Introduction
Les PFAS (substances per- et polyfluoroalkylées) sont surnommés les « polluants éternels » en raison de leur persistance extrême dans l’environnement et dans notre organisme. Utilisés depuis les années 1940 pour leurs propriétés antiadhésives, imperméables et résistantes à la chaleur, ils sont aujourd’hui omniprésents dans nos poêles, vêtements, cosmétiques, emballages alimentaires et même dans l’eau du robinet. Pourtant, leur toxicité avérée et leur accumulation dans le corps humain représentent un enjeu majeur de santé publique.
Qu’est-ce que les PFAS ?
Les PFAS forment une famille de plus de 10 000 composés chimiques synthétiques, caractérisés par une chaîne carbonée fluorée, conférant une stabilité chimique exceptionnelle.
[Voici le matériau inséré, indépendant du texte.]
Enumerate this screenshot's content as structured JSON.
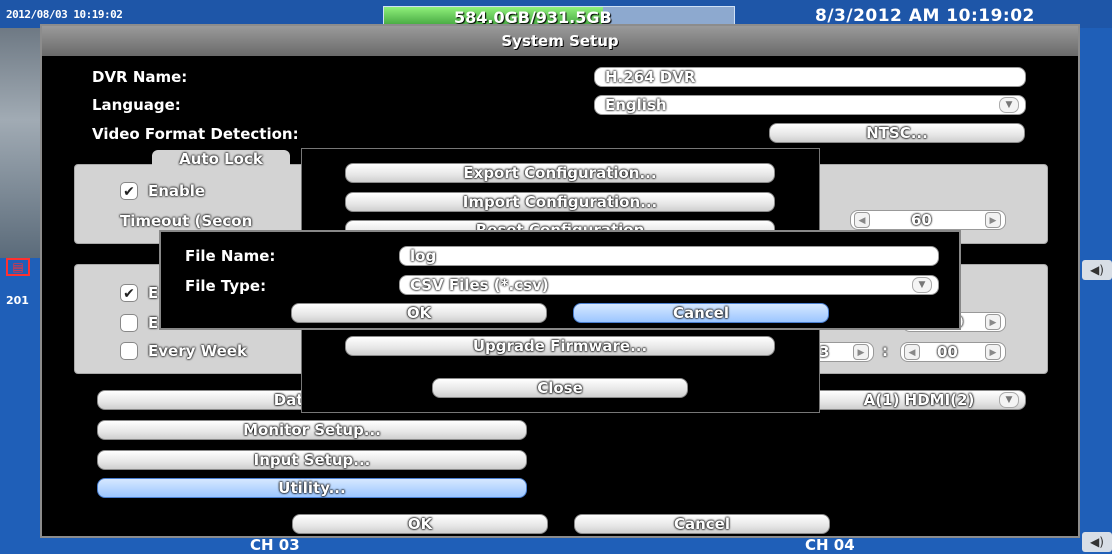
{
  "status_bar": {
    "left_timestamp": "2012/08/03 10:19:02",
    "disk_usage": "584.0GB/931.5GB",
    "disk_fraction": 0.627,
    "clock": "8/3/2012 AM 10:19:02"
  },
  "left_timestamp2": "201",
  "window": {
    "title": "System Setup"
  },
  "fields": {
    "dvr_name_label": "DVR Name:",
    "dvr_name_value": "H.264 DVR",
    "language_label": "Language:",
    "language_value": "English",
    "video_format_label": "Video Format Detection:",
    "video_format_value": "NTSC..."
  },
  "auto_lock": {
    "title": "Auto Lock",
    "enable_label": "Enable",
    "timeout_label": "Timeout (Secon",
    "timeout_value": "60"
  },
  "schedule": {
    "row1_label": "E",
    "row2_label": "E",
    "row3_label": "Every Week",
    "value_a": "0",
    "value_b": "3",
    "value_c": "00"
  },
  "left_buttons": {
    "date_time": "Date/Tim",
    "monitor": "Monitor Setup...",
    "input": "Input Setup...",
    "utility": "Utility..."
  },
  "output_select": "A(1)  HDMI(2)",
  "main_buttons": {
    "ok": "OK",
    "cancel": "Cancel"
  },
  "utility_menu": {
    "export": "Export Configuration...",
    "import": "Import Configuration...",
    "reset": "Reset Configuration",
    "upgrade": "Upgrade Firmware...",
    "close": "Close"
  },
  "file_dialog": {
    "name_label": "File Name:",
    "name_value": "log",
    "type_label": "File Type:",
    "type_value": "CSV Files (*.csv)",
    "ok": "OK",
    "cancel": "Cancel"
  },
  "bottom_bar": {
    "left_channel": "CH 03",
    "right_channel": "CH 04"
  },
  "icons": {
    "camera_alert": "film-icon",
    "speaker": "speaker-icon",
    "checkbox_checked": "check-icon",
    "dropdown": "chevron-down-icon",
    "spin_left": "triangle-left-icon",
    "spin_right": "triangle-right-icon"
  }
}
Cette stabilité est à l’origine de leur persistance dans l’environnement et de leur accumulation dans les organismes vivants.
Leur structure chimique les rend quasi indestructibles : ils ne se dégradent pas naturellement et s’accumulent dans l’environnement et dans les organismes vivants, d’où leur surnom de « polluants éternels ».
Où les trouve-t-on ?
Les PFAS sont omniprésents dans notre environnement et nos produits du quotidien :
| Catégorie | Exemples de produits contaminés | Sources d’exposition principales |
|---|---|---|
| Cuisine | Poêles antiadhésives, emballages alimentaires | Cuisson, contact alimentaire, inhalation |
| Textiles | Vêtements imperméables, tapis, chaussures | Contact cutané, inhalation de poussières |
| Cosmétiques | Rouges à lèvres, crèmes solaires, mascaras | Application cutanée, ingestion accidentelle |
| Eau potable | Eau du robinet contaminée | Ingestion directe |
| Air et poussière | Air intérieur, poussières domestiques | Inhalation |
| Industrie | Mousses anti-incendie, revêtements industriels | Exposition professionnelle |
En France, environ 5 000 sites industriels sont concernés par leur utilisation ou leur rejet, avec des plans de contrôle renforcés depuis 2024. Les aliments, notamment les poissons, crustacés, viandes et produits laitiers, sont également des sources d’exposition via la bioaccumulation dans la chaîne alimentaire.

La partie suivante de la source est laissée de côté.